Bedingungsloses Grundeinkommen: Drei Jahre nichts müssen müssen

Verjubeln, investieren, sparen? 122 Leute bekommen 1.200 Euro monatlich zusätzlich zum normalen Einkommen geschenkt. Wie verändert das ihr Leben?

Michael Bohmeyer, Initiator des Vereins "Mein Grundeinkommen", steht an einem symbolischen Geldautomaten

Michael Bohmeyer, Initiator des Vereins „Mein Grundeinkommen“ Foto: Jörg Ratzsch/dpa

Berlin taz | Irritiert betrachteten die wenigen Tou­ris­t:in­nen am Dienstag das Gerät, das eigentlich nichts am Rande der Reichstagswiese in Berlin zu suchen hatte. Der gelb-rot-grüne Bankautomat spuckte geldscheinähnliche Papiere aus, allerdings mit der ungewöhlichen Notierung von 1.200 Euro. Symbolträchtige Fotos mit dem Bundestag im Hintergrund erschufen so die Or­ga­ni­sa­to­r:in­nen des Pilotprojekts Grundeinkommen.

Völlig real waren dagegen die Überweisungen von jeweils 1.200 Euro, die die 122 Teilnehmenden des wissenschaftlichen Experiments ebenfalls am Dienstag erstmals erhielten. Jeden Monat bekommen sie nun diesen Betrag geschenkt, drei Jahre lang, finanziert aus privaten Spenden. Das Geld fließt zusätzlich zu den normalen Einkünften der Empfänger:innen. Diese können es verjubeln, investieren, verleben oder sparen. Bedingungen sind daran nicht geknüpft.

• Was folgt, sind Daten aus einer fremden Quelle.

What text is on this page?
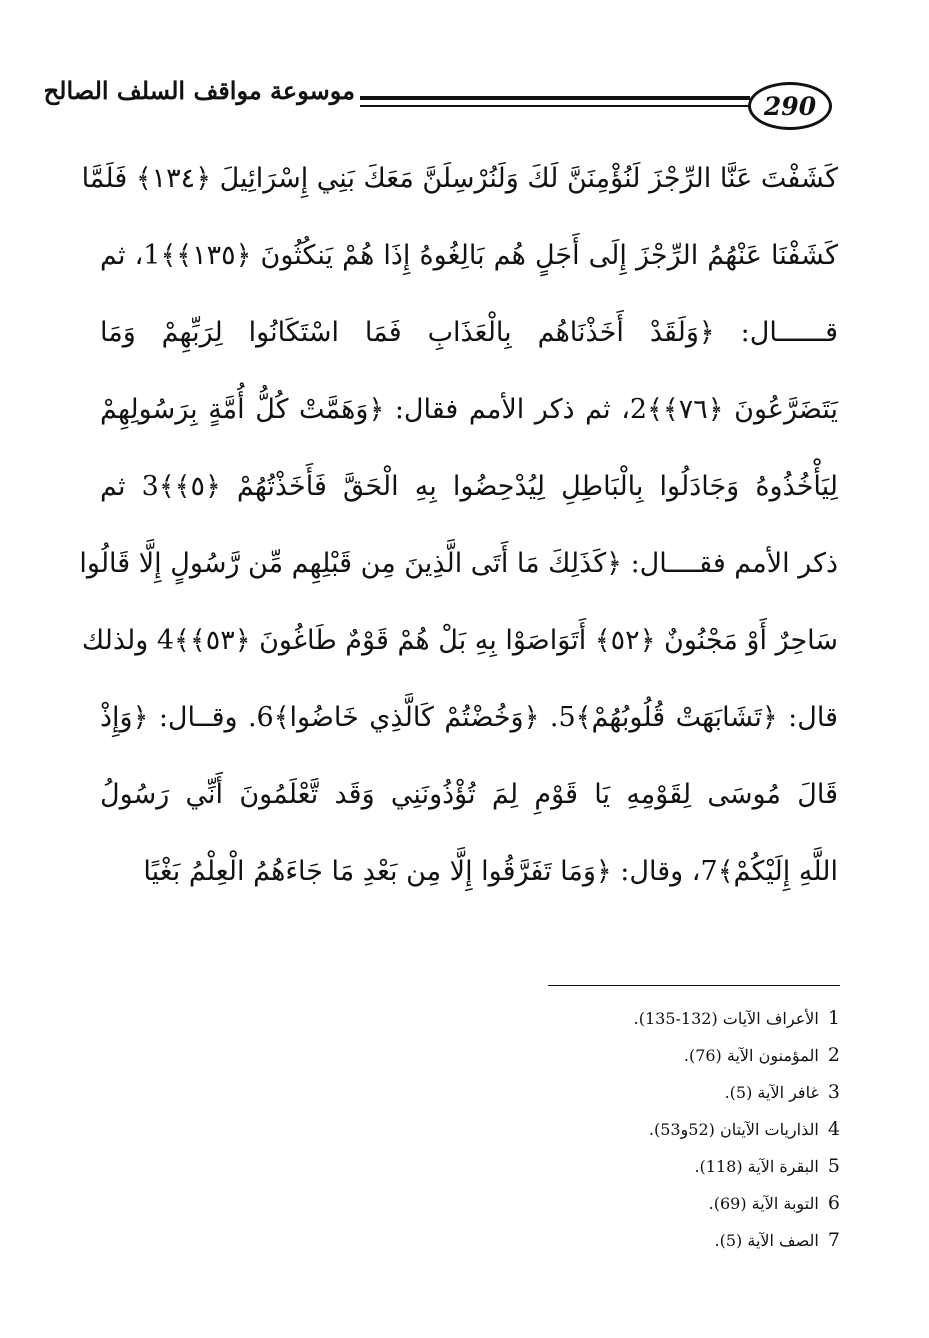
موسوعة مواقف السلف الصالح
290
كَشَفْتَ عَنَّا الرِّجْزَ لَنُؤْمِنَنَّ لَكَ وَلَنُرْسِلَنَّ مَعَكَ بَنِي إِسْرَائِيلَ ﴿١٣٤﴾ فَلَمَّا
كَشَفْنَا عَنْهُمُ الرِّجْزَ إِلَى أَجَلٍ هُم بَالِغُوهُ إِذَا هُمْ يَنكُثُونَ ﴿١٣٥﴾﴾1، ثم
قــــــال: ﴿وَلَقَدْ أَخَذْنَاهُم بِالْعَذَابِ فَمَا اسْتَكَانُوا لِرَبِّهِمْ وَمَا
يَتَضَرَّعُونَ ﴿٧٦﴾﴾2، ثم ذكر الأمم فقال: ﴿وَهَمَّتْ كُلُّ أُمَّةٍ بِرَسُولِهِمْ
لِيَأْخُذُوهُ وَجَادَلُوا بِالْبَاطِلِ لِيُدْحِضُوا بِهِ الْحَقَّ فَأَخَذْتُهُمْ ﴿٥﴾﴾3 ثم
ذكر الأمم فقــــال: ﴿كَذَلِكَ مَا أَتَى الَّذِينَ مِن قَبْلِهِم مِّن رَّسُولٍ إِلَّا قَالُوا
سَاحِرٌ أَوْ مَجْنُونٌ ﴿٥٢﴾ أَتَوَاصَوْا بِهِ بَلْ هُمْ قَوْمٌ طَاغُونَ ﴿٥٣﴾﴾4 ولذلك
قال: ﴿تَشَابَهَتْ قُلُوبُهُمْ﴾5. ﴿وَخُضْتُمْ كَالَّذِي خَاضُوا﴾6. وقــال: ﴿وَإِذْ
قَالَ مُوسَى لِقَوْمِهِ يَا قَوْمِ لِمَ تُؤْذُونَنِي وَقَد تَّعْلَمُونَ أَنِّي رَسُولُ
اللَّهِ إِلَيْكُمْ﴾7، وقال: ﴿وَمَا تَفَرَّقُوا إِلَّا مِن بَعْدِ مَا جَاءَهُمُ الْعِلْمُ بَغْيًا
1 الأعراف الآيات (132-135).
2 المؤمنون الآية (76).
3 غافر الآية (5).
4 الذاريات الآيتان (52و53).
5 البقرة الآية (118).
6 التوبة الآية (69).
7 الصف الآية (5).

Denn genau darum geht es: Wie verhalten sich Menschen, wenn sie ein sogenanntes bedingungsloses Grundeinkommen beziehen, das sie auf bescheidenem Niveau von allen materiellen Sorgen befreit? Macht es sie faul, oder spornt es sie an? Psychologieprofessorin Susann Fiedler, die das Pilotprojekt wissenschaftlich begleitet, tippt eher auf Letzteres.

Ein solches Forschungsprojekt findet hierzulande zum ersten Mal statt. Es ist ein Ergebnis der Debatte, die Mitte der 2000er Jahre durch die Einführung von Hartz IV begann. Die Kritik am Sozialsystem verstummt seitdem nicht mehr.

Neue Dynamik in einer alten Debatte

Und neue Aspekte kommen hinzu: „Wir stehen vor großen Herausforderungen in einer digitalisierten Arbeitswelt, für die wir bisher keine Lösungen haben“, sagte Michael Bohmeyer vom Verein Mein Grundeinkommen. Er meint: Wovon sollen in Zukunft die Beschäftigten leben, die eventuell von intelligenten Maschinen wegrationalisiert werden?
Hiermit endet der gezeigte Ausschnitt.